All-Star Batman #10 proves to be another action-packed affair, leaving you wondering how Snyder manages to cram so much ass-kicking and narrative into a story without it becoming schizophrenic. There’s hardly a moment to catch your breath before the next scene kicks in, but that’s really typical Snyder.

All-Star Batman #10

Rafael Albuquerque handles the pencils and inks on this tale, whipping together a snazzy-looking book that’ll catch the eyes and attention of any comic book fan. That said, “The First Ally” stands out mostly due to Jordie Bellaire’s phenomenal colour palette. The tone and scheme scream “Miami” and it’s easy to get lost in this colourful world for hours on end.

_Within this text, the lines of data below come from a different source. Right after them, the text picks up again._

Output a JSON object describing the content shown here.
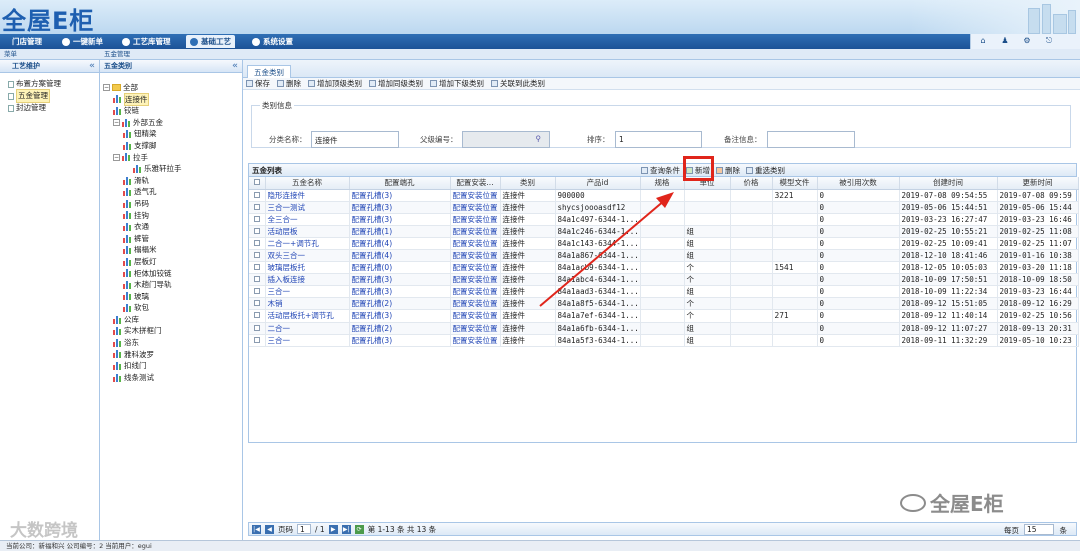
{
  "app": {
    "logo": "全屋E柜"
  },
  "menu": [
    {
      "label": "门店管理"
    },
    {
      "label": "一键新单"
    },
    {
      "label": "工艺库管理"
    },
    {
      "label": "基础工艺"
    },
    {
      "label": "系统设置"
    }
  ],
  "subbar": {
    "left": "菜单",
    "right": "五金管理"
  },
  "left_panel": {
    "section": "工艺维护",
    "items": [
      "布置方案管理",
      "五金管理",
      "封边管理"
    ]
  },
  "mid_panel": {
    "title": "五金类别"
  },
  "tree": [
    {
      "label": "全部",
      "level": 0,
      "type": "folder",
      "toggle": "⊟"
    },
    {
      "label": "连接件",
      "level": 1,
      "type": "chart",
      "highlight": true
    },
    {
      "label": "铰链",
      "level": 1,
      "type": "chart"
    },
    {
      "label": "外部五金",
      "level": 1,
      "type": "chart",
      "toggle": "⊟"
    },
    {
      "label": "钮精梁",
      "level": 2,
      "type": "chart"
    },
    {
      "label": "支撑脚",
      "level": 2,
      "type": "chart"
    },
    {
      "label": "拉手",
      "level": 1,
      "type": "chart",
      "toggle": "⊟"
    },
    {
      "label": "乐雅轩拉手",
      "level": 3,
      "type": "chart"
    },
    {
      "label": "滑轨",
      "level": 2,
      "type": "chart"
    },
    {
      "label": "透气孔",
      "level": 2,
      "type": "chart"
    },
    {
      "label": "吊码",
      "level": 2,
      "type": "chart"
    },
    {
      "label": "挂钩",
      "level": 2,
      "type": "chart"
    },
    {
      "label": "衣通",
      "level": 2,
      "type": "chart"
    },
    {
      "label": "裤管",
      "level": 2,
      "type": "chart"
    },
    {
      "label": "榻榻米",
      "level": 2,
      "type": "chart"
    },
    {
      "label": "层板灯",
      "level": 2,
      "type": "chart"
    },
    {
      "label": "柜体加铰链",
      "level": 2,
      "type": "chart"
    },
    {
      "label": "木趟门导轨",
      "level": 2,
      "type": "chart"
    },
    {
      "label": "玻璃",
      "level": 2,
      "type": "chart"
    },
    {
      "label": "软包",
      "level": 2,
      "type": "chart"
    },
    {
      "label": "公库",
      "level": 1,
      "type": "chart"
    },
    {
      "label": "实木拼框门",
      "level": 1,
      "type": "chart"
    },
    {
      "label": "浴东",
      "level": 1,
      "type": "chart"
    },
    {
      "label": "雅科波罗",
      "level": 1,
      "type": "chart"
    },
    {
      "label": "扣线门",
      "level": 1,
      "type": "chart"
    },
    {
      "label": "线条测试",
      "level": 1,
      "type": "chart"
    }
  ],
  "main": {
    "tab": "五金类别",
    "toolbar": [
      "保存",
      "删除",
      "增加顶级类别",
      "增加同级类别",
      "增加下级类别",
      "关联到此类别"
    ],
    "form": {
      "legend": "类别信息",
      "name_label": "分类名称：",
      "name_value": "连接件",
      "parent_label": "父级编号：",
      "sort_label": "排序：",
      "sort_value": "1",
      "remark_label": "备注信息："
    },
    "grid": {
      "title": "五金列表",
      "tools": [
        "查询条件",
        "新增",
        "删除",
        "重选类别"
      ],
      "columns": [
        "",
        "五金名称",
        "配置端孔",
        "配置安装...",
        "类别",
        "产品id",
        "规格",
        "单位",
        "价格",
        "模型文件",
        "被引用次数",
        "创建时间",
        "更新时间"
      ],
      "rows": [
        [
          "隐形连接件",
          "配置孔槽(3)",
          "配置安装位置",
          "连接件",
          "900000",
          "",
          "",
          "",
          "3221",
          "0",
          "2019-07-08 09:54:55",
          "2019-07-08 09:59"
        ],
        [
          "三合一测试",
          "配置孔槽(3)",
          "配置安装位置",
          "连接件",
          "shycsjoooasdf12",
          "",
          "",
          "",
          "",
          "0",
          "2019-05-06 15:44:51",
          "2019-05-06 15:44"
        ],
        [
          "全三合一",
          "配置孔槽(3)",
          "配置安装位置",
          "连接件",
          "84a1c497-6344-1...",
          "",
          "",
          "",
          "",
          "0",
          "2019-03-23 16:27:47",
          "2019-03-23 16:46"
        ],
        [
          "活动层板",
          "配置孔槽(1)",
          "配置安装位置",
          "连接件",
          "84a1c246-6344-1...",
          "",
          "组",
          "",
          "",
          "0",
          "2019-02-25 10:55:21",
          "2019-02-25 11:08"
        ],
        [
          "二合一+调节孔",
          "配置孔槽(4)",
          "配置安装位置",
          "连接件",
          "84a1c143-6344-1...",
          "",
          "组",
          "",
          "",
          "0",
          "2019-02-25 10:09:41",
          "2019-02-25 11:07"
        ],
        [
          "双头三合一",
          "配置孔槽(4)",
          "配置安装位置",
          "连接件",
          "84a1a867-6344-1...",
          "",
          "组",
          "",
          "",
          "0",
          "2018-12-10 18:41:46",
          "2019-01-16 10:38"
        ],
        [
          "玻璃层板托",
          "配置孔槽(0)",
          "配置安装位置",
          "连接件",
          "84a1acb9-6344-1...",
          "",
          "个",
          "",
          "1541",
          "0",
          "2018-12-05 10:05:03",
          "2019-03-20 11:18"
        ],
        [
          "插入板连接",
          "配置孔槽(3)",
          "配置安装位置",
          "连接件",
          "84a1abc4-6344-1...",
          "",
          "个",
          "",
          "",
          "0",
          "2018-10-09 17:50:51",
          "2018-10-09 18:50"
        ],
        [
          "三合一",
          "配置孔槽(3)",
          "配置安装位置",
          "连接件",
          "84a1aad3-6344-1...",
          "",
          "组",
          "",
          "",
          "0",
          "2018-10-09 11:22:34",
          "2019-03-23 16:44"
        ],
        [
          "木销",
          "配置孔槽(2)",
          "配置安装位置",
          "连接件",
          "84a1a8f5-6344-1...",
          "",
          "个",
          "",
          "",
          "0",
          "2018-09-12 15:51:05",
          "2018-09-12 16:29"
        ],
        [
          "活动层板托+调节孔",
          "配置孔槽(3)",
          "配置安装位置",
          "连接件",
          "84a1a7ef-6344-1...",
          "",
          "个",
          "",
          "271",
          "0",
          "2018-09-12 11:40:14",
          "2019-02-25 10:56"
        ],
        [
          "二合一",
          "配置孔槽(2)",
          "配置安装位置",
          "连接件",
          "84a1a6fb-6344-1...",
          "",
          "组",
          "",
          "",
          "0",
          "2018-09-12 11:07:27",
          "2018-09-13 20:31"
        ],
        [
          "三合一",
          "配置孔槽(3)",
          "配置安装位置",
          "连接件",
          "84a1a5f3-6344-1...",
          "",
          "组",
          "",
          "",
          "0",
          "2018-09-11 11:32:29",
          "2019-05-10 10:23"
        ]
      ]
    },
    "pager": {
      "page_label": "页码",
      "page": "1",
      "total_pages": "/ 1",
      "info": "第 1-13 条  共 13 条",
      "per_page_label": "每页",
      "per_page": "15",
      "unit": "条"
    }
  },
  "status": "当前公司：新福和兴   公司编号：2    当前用户：egui",
  "watermarks": {
    "left": "大数跨境",
    "right": "全屋E柜"
  },
  "colors": {
    "accent": "#1c5297",
    "highlight_box": "#e0251b",
    "arrow": "#e0251b"
  }
}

Albuquerque pulls a double duty on this issue as he co-writes part one of “Killers-In-Law” with Rafael Scavone. Considering it’s only five pages in length, it’s difficult to judge this short, but it’s good to see that Bruce isn’t abusing the Matches Malone disguise and trying out something different. Additionally, Sebastián Fiumara’s art brought back a lot of memories of David Finch’s early run in Tom King’s Batman, which is definitely not a bad thing at all.

Every issue of All-Star Batman surprises me. Not one story is similar to the one before, nor does it feel tired in any way. You can tell that Snyder’s having the time of his life with this series, and it shows in the quality of this book. That’s ten home runs in a row, Scott. We can’t wait for the next issue.